6Leur acceptation des autorités va bien plus loin : c’est l’ordre social même qu’ils appellent à respecter. Les chapitres vii et viii sont à cet égard presque accablants pour l’homilétique réformée… Elle y frôle la platitude de cours d’instruction civique avant la lettre : aimer la patrie (y compris en guerre, ce qui n’est pas anodin sous l’Empire), développer l’éducation, payer l’impôt, pratiquer les bonnes œuvres, vivre en paix avec ses concitoyens… Certes. Mais on comprend que cette religion devenue philosophique, morale et sociale, ait scandalisé des voyageurs « moraves », dans la seconde moitié du xviiie siècle, puis les premiers partisans du Réveil, dans les décennies suivantes, qui ne se préoccupaient, eux, que du salut personnel et de la mort du Christ pour la rédemption du pécheur. Le présent ouvrage, même si ce n’est pas son but, est une bonne propédeutique à la compréhension du schisme religieux qui allait déchirer le protestantisme français au milieu du xixe siècle.

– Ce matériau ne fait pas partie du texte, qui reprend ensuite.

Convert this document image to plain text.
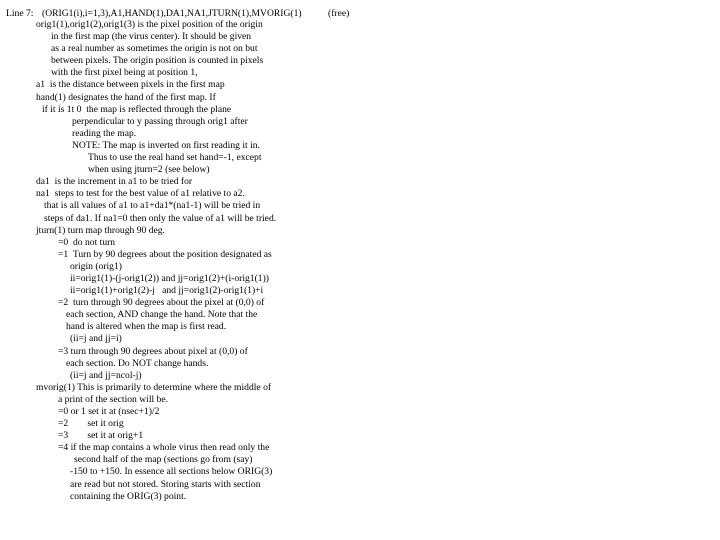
Line 7: (ORIG1(i),i=1,3),A1,HAND(1),DA1,NA1,JTURN(1),MVORIG(1)	(free)
orig1(1),orig1(2),orig1(3) is the pixel position of the origin
in the first map (the virus center). It should be given
as a real number as sometimes the origin is not on but
between pixels. The origin position is counted in pixels
with the first pixel being at position 1,
a1  is the distance between pixels in the first map
hand(1) designates the hand of the first map. If
if it is 1t 0  the map is reflected through the plane
perpendicular to y passing through orig1 after
reading the map.
NOTE: The map is inverted on first reading it in.
Thus to use the real hand set hand=-1, except
when using jturn=2 (see below)
da1  is the increment in a1 to be tried for
na1  steps to test for the best value of a1 relative to a2.
that is all values of a1 to a1+da1*(na1-1) will be tried in
steps of da1. If na1=0 then only the value of a1 will be tried.
jturn(1) turn map through 90 deg.
=0  do not turn
=1  Turn by 90 degrees about the position designated as
origin (orig1)
ii=orig1(1)-(j-orig1(2)) and jj=orig1(2)+(i-orig1(1))
ii=orig1(1)+orig1(2)-j   and jj=orig1(2)-orig1(1)+i
=2  turn through 90 degrees about the pixel at (0,0) of
each section, AND change the hand. Note that the
hand is altered when the map is first read.
(ii=j and jj=i)
=3 turn through 90 degrees about pixel at (0,0) of
each section. Do NOT change hands.
(ii=j and jj=ncol-j)
mvorig(1) This is primarily to determine where the middle of
a print of the section will be.
=0 or 1 set it at (nsec+1)/2
=2        set it orig
=3        set it at orig+1
=4 if the map contains a whole virus then read only the
second half of the map (sections go from (say)
-150 to +150. In essence all sections below ORIG(3)
are read but not stored. Storing starts with section
containing the ORIG(3) point.
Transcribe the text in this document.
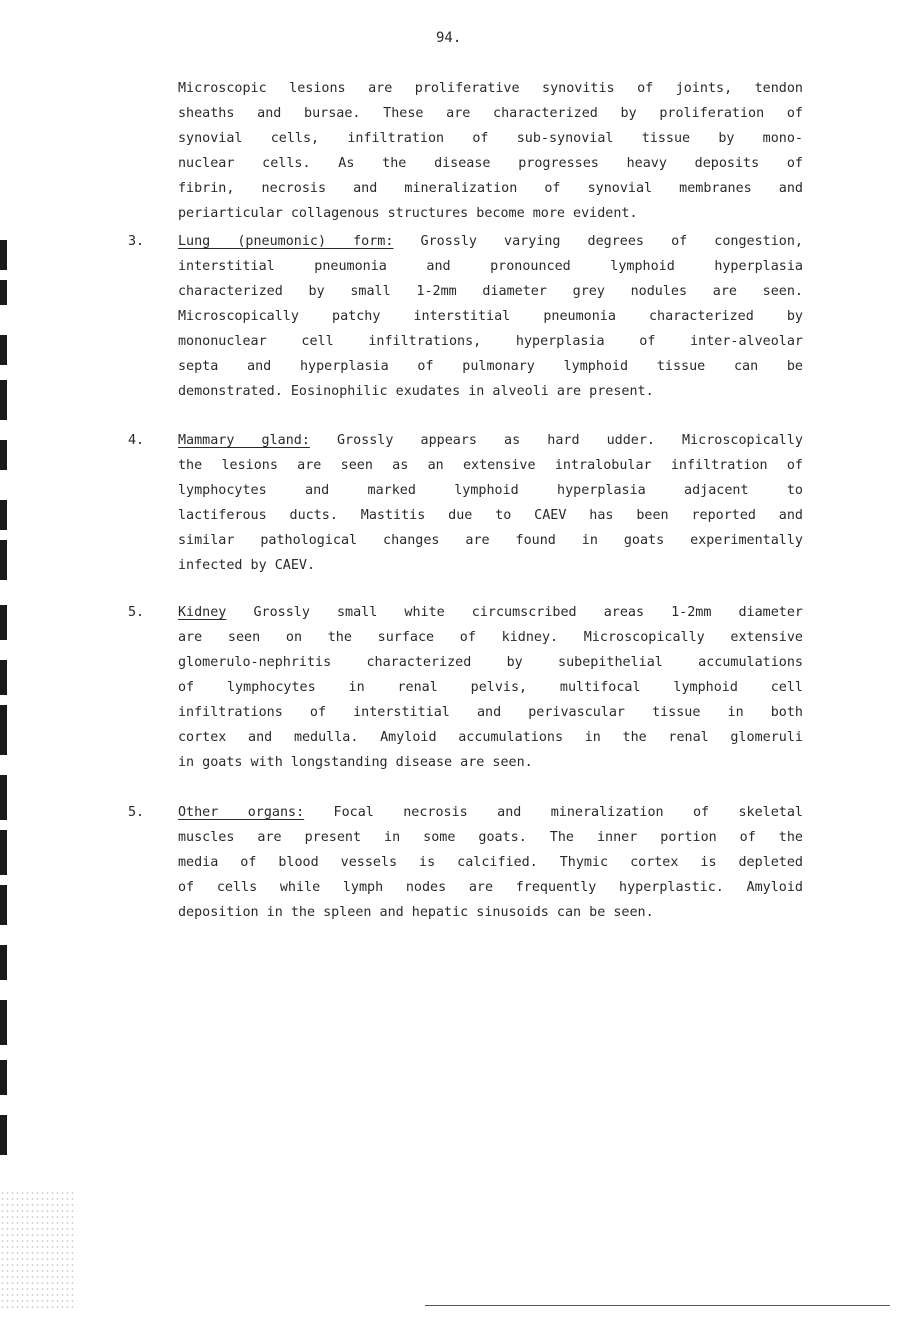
94.
Microscopic lesions are proliferative synovitis of joints, tendon
sheaths and bursae. These are characterized by proliferation of
synovial cells, infiltration of sub-synovial tissue by mono-
nuclear cells. As the disease progresses heavy deposits of
fibrin, necrosis and mineralization of synovial membranes and
periarticular collagenous structures become more evident.
3.	Lung (pneumonic) form: Grossly varying degrees of congestion,
interstitial pneumonia and pronounced lymphoid hyperplasia
characterized by small 1-2mm diameter grey nodules are seen.
Microscopically patchy interstitial pneumonia characterized by
mononuclear cell infiltrations, hyperplasia of inter-alveolar
septa and hyperplasia of pulmonary lymphoid tissue can be
demonstrated. Eosinophilic exudates in alveoli are present.
4.	Mammary gland: Grossly appears as hard udder. Microscopically
the lesions are seen as an extensive intralobular infiltration of
lymphocytes and marked lymphoid hyperplasia adjacent to
lactiferous ducts. Mastitis due to CAEV has been reported and
similar pathological changes are found in goats experimentally
infected by CAEV.
5.	Kidney Grossly small white circumscribed areas 1-2mm diameter
are seen on the surface of kidney. Microscopically extensive
glomerulo-nephritis characterized by subepithelial accumulations
of lymphocytes in renal pelvis, multifocal lymphoid cell
infiltrations of interstitial and perivascular tissue in both
cortex and medulla. Amyloid accumulations in the renal glomeruli
in goats with longstanding disease are seen.
5.	Other organs: Focal necrosis and mineralization of skeletal
muscles are present in some goats. The inner portion of the
media of blood vessels is calcified. Thymic cortex is depleted
of cells while lymph nodes are frequently hyperplastic. Amyloid
deposition in the spleen and hepatic sinusoids can be seen.
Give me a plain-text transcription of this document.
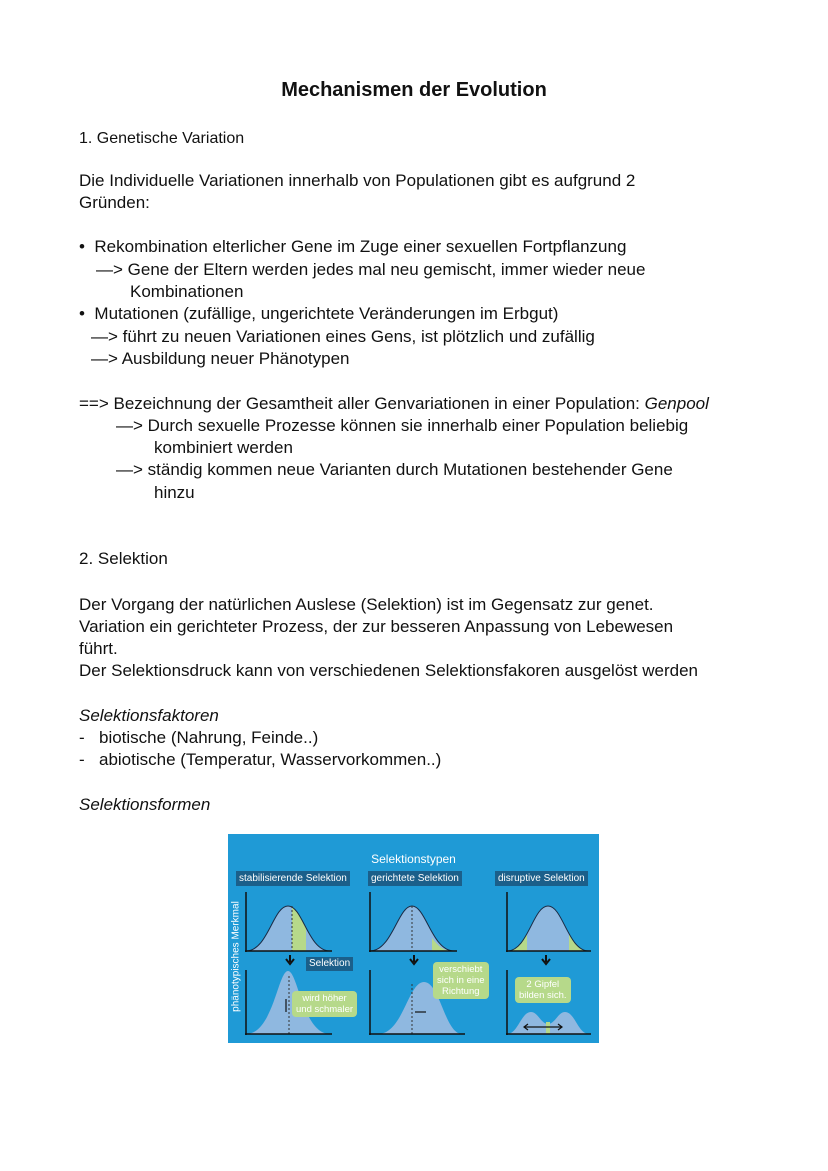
Mechanismen der Evolution
1. Genetische Variation
Die Individuelle Variationen innerhalb von Populationen gibt es aufgrund 2
Gründen:
•  Rekombination elterlicher Gene im Zuge einer sexuellen Fortpflanzung
—> Gene der Eltern werden jedes mal neu gemischt, immer wieder neue
Kombinationen
•  Mutationen (zufällige, ungerichtete Veränderungen im Erbgut)
—> führt zu neuen Variationen eines Gens, ist plötzlich und zufällig
—> Ausbildung neuer Phänotypen
==> Bezeichnung der Gesamtheit aller Genvariationen in einer Population: Genpool
—> Durch sexuelle Prozesse können sie innerhalb einer Population beliebig
kombiniert werden
—> ständig kommen neue Varianten durch Mutationen bestehender Gene
hinzu
2. Selektion
Der Vorgang der natürlichen Auslese (Selektion) ist im Gegensatz zur genet.
Variation ein gerichteter Prozess, der zur besseren Anpassung von Lebewesen
führt.
Der Selektionsdruck kann von verschiedenen Selektionsfakoren ausgelöst werden
Selektionsfaktoren
- biotische (Nahrung, Feinde..)
- abiotische (Temperatur, Wasservorkommen..)
Selektionsformen
Selektionstypen
stabilisierende Selektion	gerichtete Selektion	disruptive Selektion
phänotypisches Merkmal	Selektion
wird höher
und schmaler
verschiebt
sich in eine
Richtung
2 Gipfel
bilden sich.
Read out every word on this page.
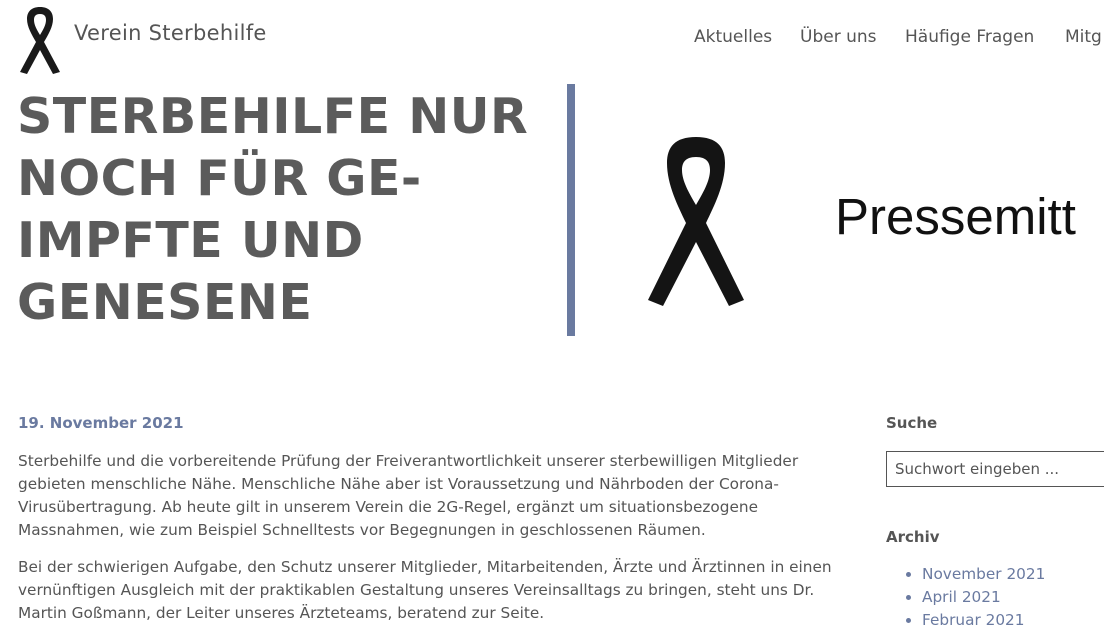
Verein Sterbehilfe	Aktuelles Über uns Häufige Fragen Mitg
STERBEHILFE NUR NOCH FÜR GE-IMPFTE UND GENESENE
Pressemitt
19. November 2021

Sterbehilfe und die vorbereitende Prüfung der Freiverantwortlichkeit unserer sterbewilligen Mitglieder gebieten menschliche Nähe. Menschliche Nähe aber ist Voraussetzung und Nährboden der Corona-Virusübertragung. Ab heute gilt in unserem Verein die 2G-Regel, ergänzt um situationsbezogene Massnahmen, wie zum Beispiel Schnelltests vor Begegnungen in geschlossenen Räumen.

Bei der schwierigen Aufgabe, den Schutz unserer Mitglieder, Mitarbeitenden, Ärzte und Ärztinnen in einen vernünftigen Ausgleich mit der praktikablen Gestaltung unseres Vereinsalltags zu bringen, steht uns Dr. Martin Goßmann, der Leiter unseres Ärzteteams, beratend zur Seite.

Suche
Suchwort eingeben ...
Archiv
• November 2021
• April 2021
• Februar 2021
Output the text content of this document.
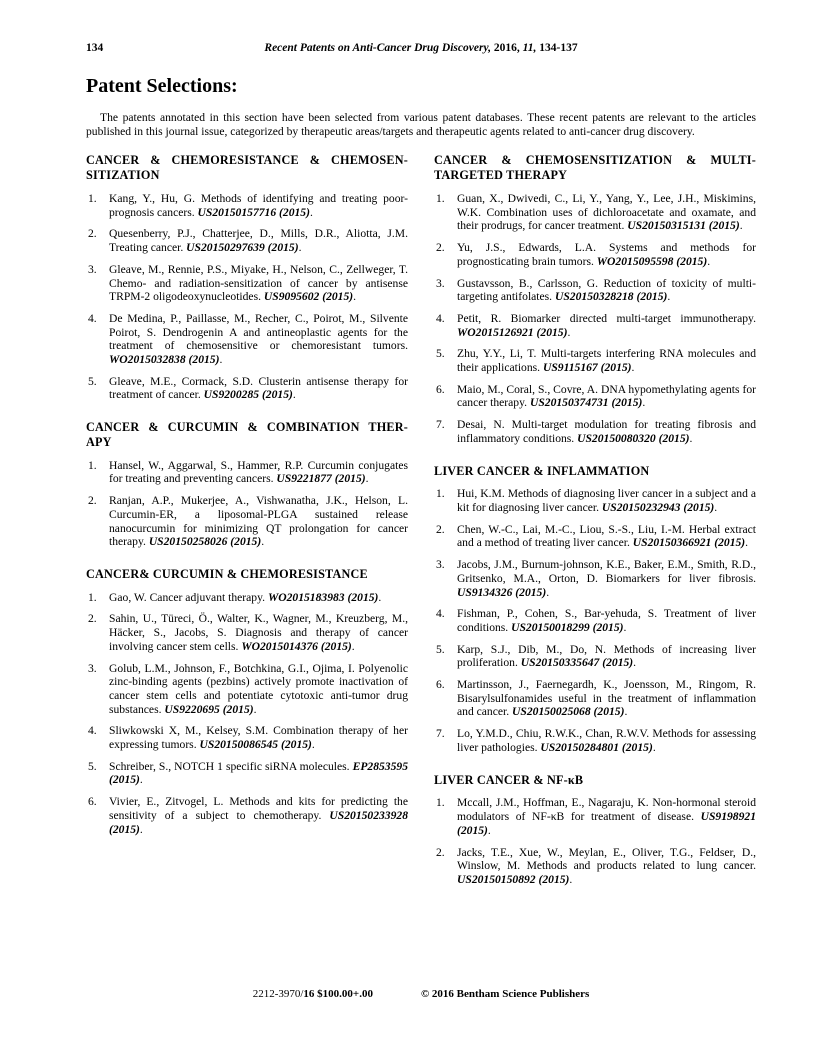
134	Recent Patents on Anti-Cancer Drug Discovery, 2016, 11, 134-137
Patent Selections:

The patents annotated in this section have been selected from various patent databases. These recent patents are relevant to the articles published in this journal issue, categorized by therapeutic areas/targets and therapeutic agents related to anti-cancer drug discovery.

CANCER & CHEMORESISTANCE & CHEMOSEN-
SITIZATION
1. Kang, Y., Hu, G. Methods of identifying and treating poor-prognosis cancers. US20150157716 (2015).
2. Quesenberry, P.J., Chatterjee, D., Mills, D.R., Aliotta, J.M. Treating cancer. US20150297639 (2015).
3. Gleave, M., Rennie, P.S., Miyake, H., Nelson, C., Zellweger, T. Chemo- and radiation-sensitization of cancer by antisense TRPM-2 oligodeoxynucleotides. US9095602 (2015).
4. De Medina, P., Paillasse, M., Recher, C., Poirot, M., Silvente Poirot, S. Dendrogenin A and antineoplastic agents for the treatment of chemosensitive or chemoresistant tumors. WO2015032838 (2015).
5. Gleave, M.E., Cormack, S.D. Clusterin antisense therapy for treatment of cancer. US9200285 (2015).
CANCER & CURCUMIN & COMBINATION THER-
APY
1. Hansel, W., Aggarwal, S., Hammer, R.P. Curcumin conjugates for treating and preventing cancers. US9221877 (2015).
2. Ranjan, A.P., Mukerjee, A., Vishwanatha, J.K., Helson, L. Curcumin-ER, a liposomal-PLGA sustained release nanocurcumin for minimizing QT prolongation for cancer therapy. US20150258026 (2015).
CANCER& CURCUMIN & CHEMORESISTANCE
1. Gao, W. Cancer adjuvant therapy. WO2015183983 (2015).
2. Sahin, U., Türeci, Ö., Walter, K., Wagner, M., Kreuzberg, M., Häcker, S., Jacobs, S. Diagnosis and therapy of cancer involving cancer stem cells. WO2015014376 (2015).
3. Golub, L.M., Johnson, F., Botchkina, G.I., Ojima, I. Polyenolic zinc-binding agents (pezbins) actively promote inactivation of cancer stem cells and potentiate cytotoxic anti-tumor drug substances. US9220695 (2015).
4. Sliwkowski X, M., Kelsey, S.M. Combination therapy of her expressing tumors. US20150086545 (2015).
5. Schreiber, S., NOTCH 1 specific siRNA molecules. EP2853595 (2015).
6. Vivier, E., Zitvogel, L. Methods and kits for predicting the sensitivity of a subject to chemotherapy. US20150233928 (2015).
CANCER & CHEMOSENSITIZATION & MULTI-
TARGETED THERAPY
1. Guan, X., Dwivedi, C., Li, Y., Yang, Y., Lee, J.H., Miskimins, W.K. Combination uses of dichloroacetate and oxamate, and their prodrugs, for cancer treatment. US20150315131 (2015).
2. Yu, J.S., Edwards, L.A. Systems and methods for prognosticating brain tumors. WO2015095598 (2015).
3. Gustavsson, B., Carlsson, G. Reduction of toxicity of multi-targeting antifolates. US20150328218 (2015).
4. Petit, R. Biomarker directed multi-target immunotherapy. WO2015126921 (2015).
5. Zhu, Y.Y., Li, T. Multi-targets interfering RNA molecules and their applications. US9115167 (2015).
6. Maio, M., Coral, S., Covre, A. DNA hypomethylating agents for cancer therapy. US20150374731 (2015).
7. Desai, N. Multi-target modulation for treating fibrosis and inflammatory conditions. US20150080320 (2015).
LIVER CANCER & INFLAMMATION
1. Hui, K.M. Methods of diagnosing liver cancer in a subject and a kit for diagnosing liver cancer. US20150232943 (2015).
2. Chen, W.-C., Lai, M.-C., Liou, S.-S., Liu, I.-M. Herbal extract and a method of treating liver cancer. US20150366921 (2015).
3. Jacobs, J.M., Burnum-johnson, K.E., Baker, E.M., Smith, R.D., Gritsenko, M.A., Orton, D. Biomarkers for liver fibrosis. US9134326 (2015).
4. Fishman, P., Cohen, S., Bar-yehuda, S. Treatment of liver conditions. US20150018299 (2015).
5. Karp, S.J., Dib, M., Do, N. Methods of increasing liver proliferation. US20150335647 (2015).
6. Martinsson, J., Faernegardh, K., Joensson, M., Ringom, R. Bisarylsulfonamides useful in the treatment of inflammation and cancer. US20150025068 (2015).
7. Lo, Y.M.D., Chiu, R.W.K., Chan, R.W.V. Methods for assessing liver pathologies. US20150284801 (2015).
LIVER CANCER & NF-κB
1. Mccall, J.M., Hoffman, E., Nagaraju, K. Non-hormonal steroid modulators of NF-κB for treatment of disease. US9198921 (2015).
2. Jacks, T.E., Xue, W., Meylan, E., Oliver, T.G., Feldser, D., Winslow, M. Methods and products related to lung cancer. US20150150892 (2015).
2212-3970/16 $100.00+.00	© 2016 Bentham Science Publishers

7Deux autres de ses analyses retiennent l’attention. C’est d’abord le rapport des pasteurs à l’histoire. Le même synode national de 1744, décidément fondateur, avait exigé des pasteurs qu’ils ne parlent « qu’avec beaucoup de circonspection de ce que nos églises ont eu à souffrir » (article VI). Ce devoir d’oubli, en quelque sorte – déjà présent dans l’édit de Nantes – était le corollaire d’une soumission sereine au pouvoir. Il n’a pas été vraiment respecté, y compris par un Paul Rabaut dont des sermons de 1753 ou 1755, cités à juste titre, véhiculent ce légendaire victimaire dont on sait combien il fonde l’identité huguenote. Qu’un sermon de 1750, sur ce verset de l’Épître aux Romains affirmant que le chrétien est cohéritier du Christ pourvu qu’il souffre avec lui, porte en marge la mention « à l’issue de cette assemblée, on fit sept prisonniers », est un des moments émouvants de ce livre. C. Borello, par ailleurs la spécialiste de Rabaut Saint-Étienne, dont elle a procuré une édition critique magistrale du Vieux Cévenol (1779)2, était bien placée pour consacrer des pages passionnantes à ce roman historique dont la réédition de 1788 intègre des passages d’un sermon prononcé par l’auteur douze ans auparavant. Elle a eu raison de clore la présente étude sur les trajectoires politiques, sous la Révolution et même l’Empire pour le second, de ce pasteur et de son collègue Jeanbon Saint-André, mais aussi de bien d’autres, au niveau national et surtout local : une telle évolution n’était nullement comprise dans leurs sermons sur la chose publique, mais elle éclaire le statut particulier de ces hommes, notables et passeurs intellectuels et idéologiques dans leurs communautés, et de leur théologie, on l’a vu, si voisine d’une déclaration des droits de l’homme ou d’une morale utilitariste…

8Finissons par là où le livre commence, et qui n’est pas le moins intéressant. Il offre en effet une histoire toute matérielle de la prédication : le sermon, les ratures, la grosseur de l’écriture à mesure que son auteur vieillit, le sablier, la chaire portative à l’époque du Désert, le soleil dans les yeux, le vent qui rabat… le rabat sur le visage, les auditoires, les mamans avec leurs nourrissons, puis les premiers temples… Céline Borello a lu et analysé quelques centaines de sermons manuscrits et publiés, des manuels d’homilétique, des correspondances et récits gorgés d’informations et de saveur, et le tout donne, sur un sujet qui pouvait paraître aride ou… rhétorique, un livre très neuf et très éclairant.

Notes de bas de page

1 F. Chevalier, Prêcher sous l’édit de Nantes. La prédication réformée au xviie siècle en France, Genève, Labor et Fides, 1994 ; L. Gambarotto, Foi et Patrie. La prédication du protestantisme français pendant la Première Guerre mondiale, Genève, Labor et Fides, 1996.

2 C. Borello, Du Désert au Royaume. Parole publique et écriture protestante (1765-1788). Édition critique du Vieux Cévenol et de sermons de Rabaut Saint-Étienne, Paris, Champion, 2013.